Can you drink the water in Mexico City if it’s been boiled? Yes, and it’s perfectly fine to use to make coffee. Of course, it might taste a little strange, but to be honest, if you like your coffee strong as an ox, you probably won’t notice either way! If you feel like you are getting some rusty notes, revert to bottled.

What to do if you accidentally drink water in Mexico?

Look, it’s not the end of the world. If you accidentally drink the water in Mexico City, you probably won’t suffer any ill effects at all. Even if the immediate results are… unpleasant, they are unlikely to last longer than a day or so. If your symptoms persist, the sensible thing is obviously to take yourself to the hospital, but that’s an extremely unlikely scenario.

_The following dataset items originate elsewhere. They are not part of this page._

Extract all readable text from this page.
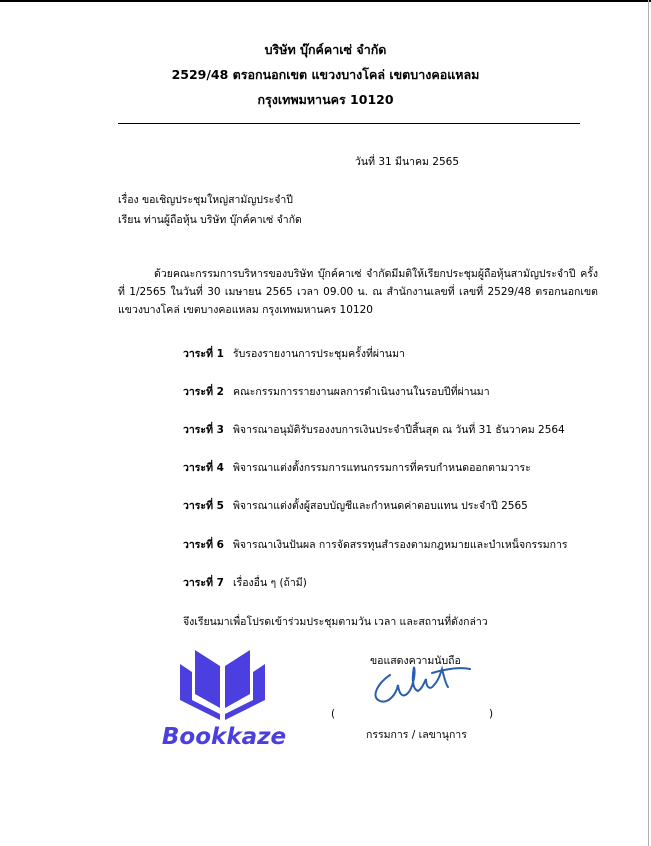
บริษัท บุ๊กค์คาเซ่ จำกัด
2529/48 ตรอกนอกเขต แขวงบางโคล่ เขตบางคอแหลม
กรุงเทพมหานคร 10120
วันที่ 31 มีนาคม 2565
เรื่อง ขอเชิญประชุมใหญ่สามัญประจำปี
เรียน ท่านผู้ถือหุ้น บริษัท บุ๊กค์คาเซ่ จำกัด
ด้วยคณะกรรมการบริหารของบริษัท บุ๊กค์คาเซ่ จำกัดมีมติให้เรียกประชุมผู้ถือหุ้นสามัญประจำปี ครั้งที่ 1/2565 ในวันที่ 30 เมษายน 2565 เวลา 09.00 น. ณ สำนักงานเลขที่ เลขที่ 2529/48 ตรอกนอกเขต แขวงบางโคล่ เขตบางคอแหลม กรุงเทพมหานคร 10120
วาระที่ 1 รับรองรายงานการประชุมครั้งที่ผ่านมา
วาระที่ 2 คณะกรรมการรายงานผลการดำเนินงานในรอบปีที่ผ่านมา
วาระที่ 3 พิจารณาอนุมัติรับรองงบการเงินประจำปีสิ้นสุด ณ วันที่ 31 ธันวาคม 2564
วาระที่ 4 พิจารณาแต่งตั้งกรรมการแทนกรรมการที่ครบกำหนดออกตามวาระ
วาระที่ 5 พิจารณาแต่งตั้งผู้สอบบัญชีและกำหนดค่าตอบแทน ประจำปี 2565
วาระที่ 6 พิจารณาเงินปันผล การจัดสรรทุนสำรองตามกฎหมายและบำเหน็จกรรมการ
วาระที่ 7 เรื่องอื่น ๆ (ถ้ามี)
จึงเรียนมาเพื่อโปรดเข้าร่วมประชุมตามวัน เวลา และสถานที่ดังกล่าว
Bookkaze
ขอแสดงความนับถือ
(	)
กรรมการ / เลขานุการ
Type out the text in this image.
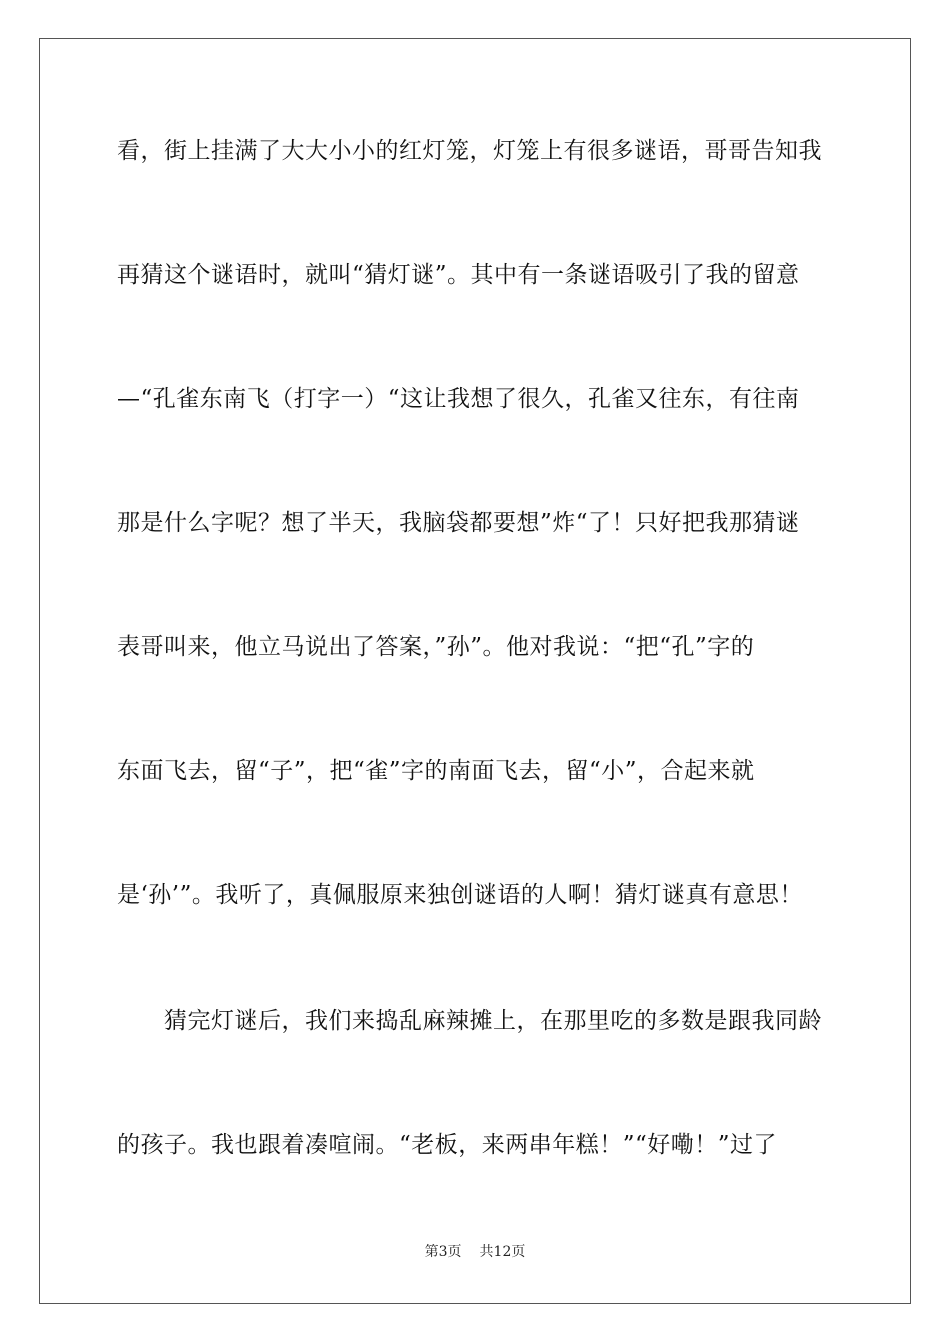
看，街上挂满了大大小小的红灯笼，灯笼上有很多谜语，哥哥告知我
再猜这个谜语时，就叫“猜灯谜”。其中有一条谜语吸引了我的留意
—“孔雀东南飞（打字一）“这让我想了很久，孔雀又往东，有往南
那是什么字呢？想了半天，我脑袋都要想”炸“了！只好把我那猜谜
表哥叫来，他立马说出了答案，”孙”。他对我说：“把“孔”字的
东面飞去，留“子”，把“雀”字的南面飞去，留“小”，合起来就
是‘孙’”。我听了，真佩服原来独创谜语的人啊！猜灯谜真有意思！
　　猜完灯谜后，我们来捣乱麻辣摊上，在那里吃的多数是跟我同龄
的孩子。我也跟着凑喧闹。“老板，来两串年糕！”“好嘞！”过了
第3页 共12页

Do locals drink tap water in Mexico City?

No, not really. Of course, some people have filtration systems installed at home, but most people in CDMX do not drink directly from the tap if they can help it. That’s why Mexico is the largest consumer per capita of bottled water in the world.

Can you drink boiled tap water in Mexico?

Is it safe to drink tap water in Mexico City if it’s been boiled? Boiling the water may kill viruses and bacteria, but it won’t remove any sediment that’s in the water, which may be harmless but is still unpleasant if you’re throwing back a glass or two.

What bacteria is in Mexico’s water?

Why not drink water in Mexico? Well, mainly because of the bacteria! If you ask an expert why is Mexican water bad, the answer is likely to be because it can be tainted with bacterial strains of Campylobacter and E. coli, both of which are common causes of diarrhoea.

Can You Drink Tap Water In Mexico City?: Conclusion

So, can you drink tap water in Mexico City? The short answer is no! However, there are several ways you can purify the water that comes from the faucet. In most cases, you can feel secure in knowing that when you eat out in CDMX, you’ll have access to water that has already been filtered or comes from a bottle.